As discussed above, the actuator 1355 operates when the difference between the internal pressure (p) (in this case, the pressure within the cavity 1218) and the external pressure (p_o) [i.e., Δp] exceeds a minimum threshold value. When the actuator 1355 operates, the sleeve 1335 moves to control the effective footprints 1314 of the collective flow orifices 1316 and, ultimately, the flowrate at which a portion (e.g., 1276-2, 1376-2) of the 1345 fluid exits the sub 1390. In this example, the resultant forces from Δp act axially on the distal wall 1372 of the sleeve 1335. The various characteristics of the actuator 1355 (specifically, the spring) in this case may be selected by a user so that the actuator 1355 operates in the manner desired. For example, the preload force imposed by the spring may be used to control the point at which Δp is sufficiently large to operate the actuator 1355 and move the sleeve 1335. The compression stiffness of the spring may be used to control the rate at which the sleeve 1335 moves with changes in Δp.

The ASRICV 1350 in this case is configured to operate autonomously based on the Δp that the actuator 1355 of the ASRICV 1350 experiences locally. As a result, by moving the sleeve 1335 in a controlled fashion, the actuator 1355 (and so the ASRICV 1350 in general) self-regulates fluid flow in response to changes in Δp.
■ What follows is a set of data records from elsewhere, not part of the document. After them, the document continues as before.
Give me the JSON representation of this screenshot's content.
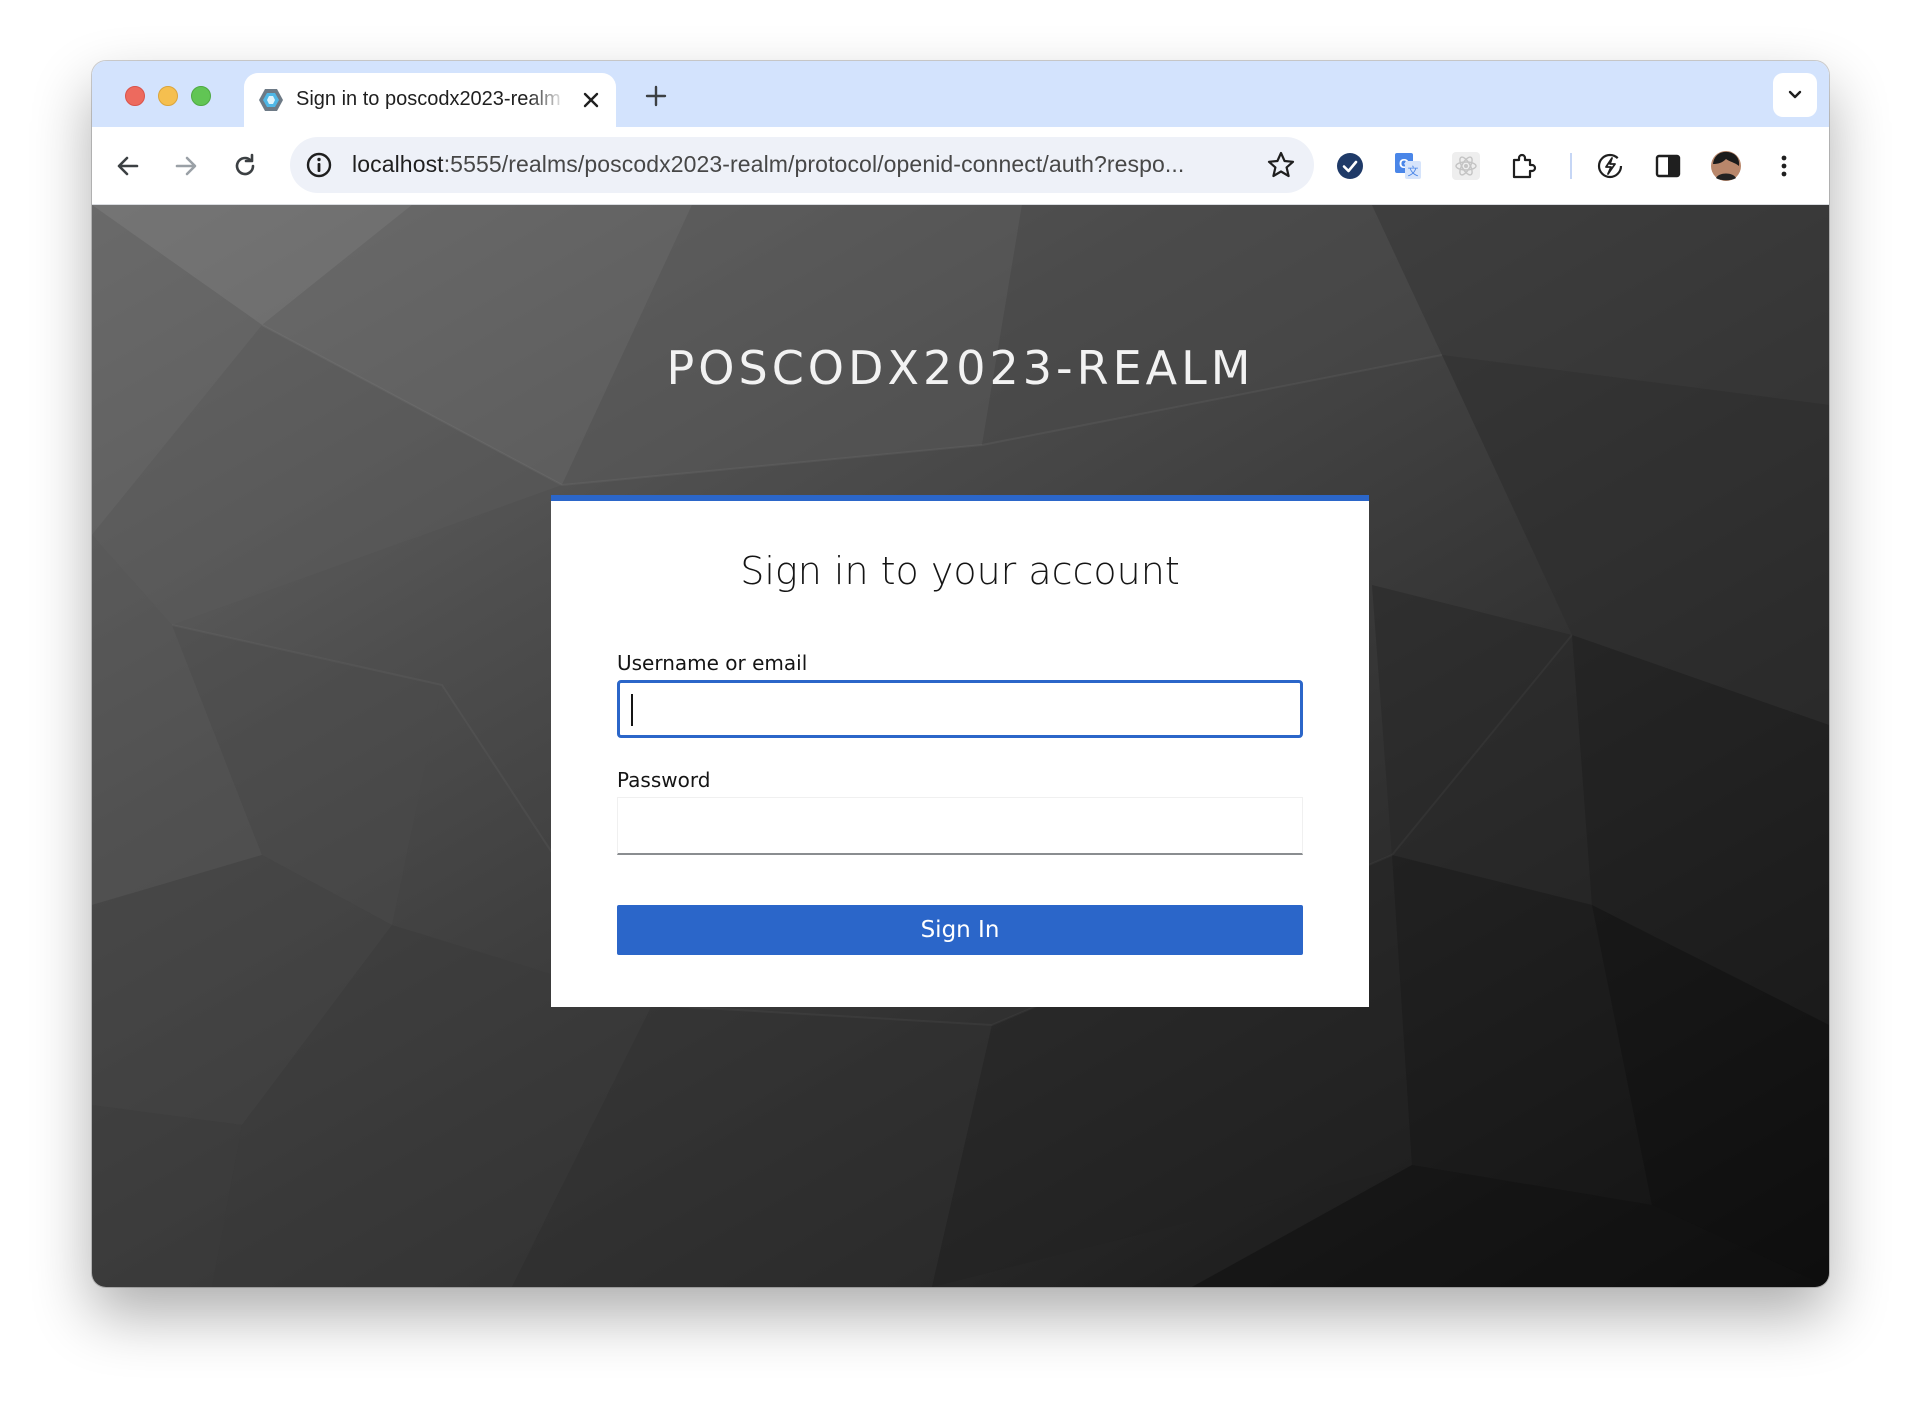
{
  "browser": {
    "tab": {
      "title": "Sign in to poscodx2023-realm",
      "favicon": "keycloak-icon"
    },
    "address_bar": {
      "host": "localhost",
      "rest": ":5555/realms/poscodx2023-realm/protocol/openid-connect/auth?respo..."
    },
    "toolbar_icons": [
      "back-icon",
      "forward-icon",
      "reload-icon",
      "site-info-icon",
      "bookmark-star-icon",
      "extension-check-icon",
      "translate-icon",
      "react-devtools-icon",
      "extensions-puzzle-icon",
      "performance-icon",
      "side-panel-icon",
      "profile-avatar",
      "more-menu-icon"
    ]
  },
  "page": {
    "realm_title": "POSCODX2023-REALM",
    "heading": "Sign in to your account",
    "username_label": "Username or email",
    "username_value": "",
    "password_label": "Password",
    "password_value": "",
    "submit_label": "Sign In"
  },
  "colors": {
    "accent": "#2b66c9",
    "tabstrip": "#d3e3fd",
    "card": "#ffffff"
  }
}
FIGS. 13B and 13D illustrate detailed views of the sleeve 1335 in its fully-open (Δx 1382=0) and maximally-closed (Δx 1382=max) positions, respectively, where Δx 1382 represents the position of the sleeve 1335 relative to the fully open position. In this case, there is no internal pressure port (as what was used in the example embodiments of FIGS. 6 through 7B and 10 through 11B) because the part (e.g., portion 1276-2) of the fluid 1345 flows directly into the sleeve 1335.

When the internal pressure (p_i) exceeds the pressure (p_o) at the external pressure port 1358, the differential pressure (Δp=p_i−p_o) acting on the distal wall 1372 of the sleeve 1355 imposes a net force directed downstream, which in turn applies a force against the spring of the actuator 1355. The characteristics and behaviors of the spring may be substantially the same as what is described for the example embodiments of FIGS. 6 through 7B. In order to limit the range of the motion of the sleeve 1335, the ASRICV 1350 may include one or more stops 1352. In this case, the ASRICV 1350 has one stop 1352 in the form of a protrusion that extends inward toward the cavity 1362 of the sleeve 1335 from the side wall 1339 of the chamber 1351 around some or all of the perimeter of the chamber 1351. The stop 1352 in this case is positioned slightly downstream of the start of the straightaway for the side pocket 1284.

The sleeve 1335 in this case includes the side wall 1354, the distal wall 1372, and the extension 1321 that extends away from the distal wall 1372. The length of the extension 1321 is designed in such a way that the distal end of the extension 1321 is approximately a distance Δx 1382 away from the distal wall 1374 of the chamber 1351 when the sleeve 1335 is in the open position. In this way, when the sleeve 1335 is in the maximally closed position, the distal end of the extension 1321 abuts against the distal wall 1374 of the chamber 1351, preventing the sleeve 1335 from moving further downstream.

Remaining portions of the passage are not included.